Polda Sulteng Tangkap 2 Pelaku Kekerasan Seksual Anak di Parigi Moutong

  • Whatsapp
kekerasan seksual anak Parigi Moutong
Polda Sulteng Tangkap 2 Pelaku Kekerasan Seksual Anak di Parigi Moutong. (Foto:Ist)

PALU, BULLETIN – Polda Sulawesi Tengah (Sulteng) melalui Unit I Subdit IV Renakta Ditreskrimum dan Tim Resmob berhasil menangkap dua pria berinisial NM serta RS pada Kamis (27/08/2026). Keduanya diduga terlibat dalam tindak pidana kekerasan seksual anak Parigi Moutong, tepatnya dugaan persetubuhan dan/atau pencabulan terhadap anak di Kabupaten Parigi Moutong. Penangkapan ini merupakan respons atas laporan polisi yang diterima pada 09 Januari 2026.

Kedua terduga pelaku kekerasan seksual anak Parigi Moutong itu diamankan sekitar pukul 16.30 WITA di Desa Sienjo, Kecamatan Toribulu, Kabupaten Parigi Moutong. Penangkapan dilakukan setelah serangkaian penyelidikan intensif oleh penyidik Polda Sulteng untuk mengungkap kasus kekerasan seksual anak Parigi Moutong ini.

“Penyidik telah melakukan pemeriksaan terhadap korban dan para saksi serta mengumpulkan alat bukti yang diperlukan untuk mengungkap dugaan tindak pidana ini,” kata AKP Siti Elminawati, Kanit I Subdit IV Ditreskrimum Polda Sulteng, dalam keterangan tertulisnya pada Minggu (30/08/2026).

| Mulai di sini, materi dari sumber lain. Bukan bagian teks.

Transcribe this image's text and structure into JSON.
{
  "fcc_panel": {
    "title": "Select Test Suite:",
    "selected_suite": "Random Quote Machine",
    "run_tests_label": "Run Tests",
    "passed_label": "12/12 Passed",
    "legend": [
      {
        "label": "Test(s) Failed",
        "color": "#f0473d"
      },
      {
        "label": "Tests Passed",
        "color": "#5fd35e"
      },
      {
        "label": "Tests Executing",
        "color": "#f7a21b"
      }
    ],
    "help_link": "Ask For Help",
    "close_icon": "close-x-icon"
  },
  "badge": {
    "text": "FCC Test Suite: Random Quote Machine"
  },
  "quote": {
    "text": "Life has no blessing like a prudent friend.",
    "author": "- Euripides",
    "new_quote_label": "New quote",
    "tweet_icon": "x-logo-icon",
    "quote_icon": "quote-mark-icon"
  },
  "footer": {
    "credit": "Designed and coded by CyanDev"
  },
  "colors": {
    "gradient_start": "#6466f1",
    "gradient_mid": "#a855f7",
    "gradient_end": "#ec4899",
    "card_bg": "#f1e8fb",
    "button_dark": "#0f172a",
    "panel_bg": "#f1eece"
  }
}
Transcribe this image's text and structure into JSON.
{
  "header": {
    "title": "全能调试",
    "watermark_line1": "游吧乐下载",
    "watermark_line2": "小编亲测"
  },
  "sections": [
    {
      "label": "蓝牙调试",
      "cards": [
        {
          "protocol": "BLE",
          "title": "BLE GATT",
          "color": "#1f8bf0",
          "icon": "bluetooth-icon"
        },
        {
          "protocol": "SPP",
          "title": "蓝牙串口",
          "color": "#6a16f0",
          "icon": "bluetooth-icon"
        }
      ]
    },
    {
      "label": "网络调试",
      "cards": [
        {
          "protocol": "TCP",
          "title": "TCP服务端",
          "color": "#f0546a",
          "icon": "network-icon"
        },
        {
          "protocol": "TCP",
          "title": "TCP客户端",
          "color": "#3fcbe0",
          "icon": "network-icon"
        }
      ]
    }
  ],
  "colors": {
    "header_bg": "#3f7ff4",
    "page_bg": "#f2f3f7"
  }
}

Siti Elminawati, yang juga peraih Hoegeng Awards 2026 kategori Polisi Pelindung Perempuan dan Anak, menjelaskan bahwa dugaan kekerasan seksual anak Parigi Moutong terjadi antara tahun 2023 hingga 2025 di wilayah Desa Sienjo. Hasil penyelidikan menunjukkan bahwa salah satu terlapor diduga melakukan persetubuhan, sedangkan terlapor lainnya diduga melakukan pencabulan terhadap korban anak.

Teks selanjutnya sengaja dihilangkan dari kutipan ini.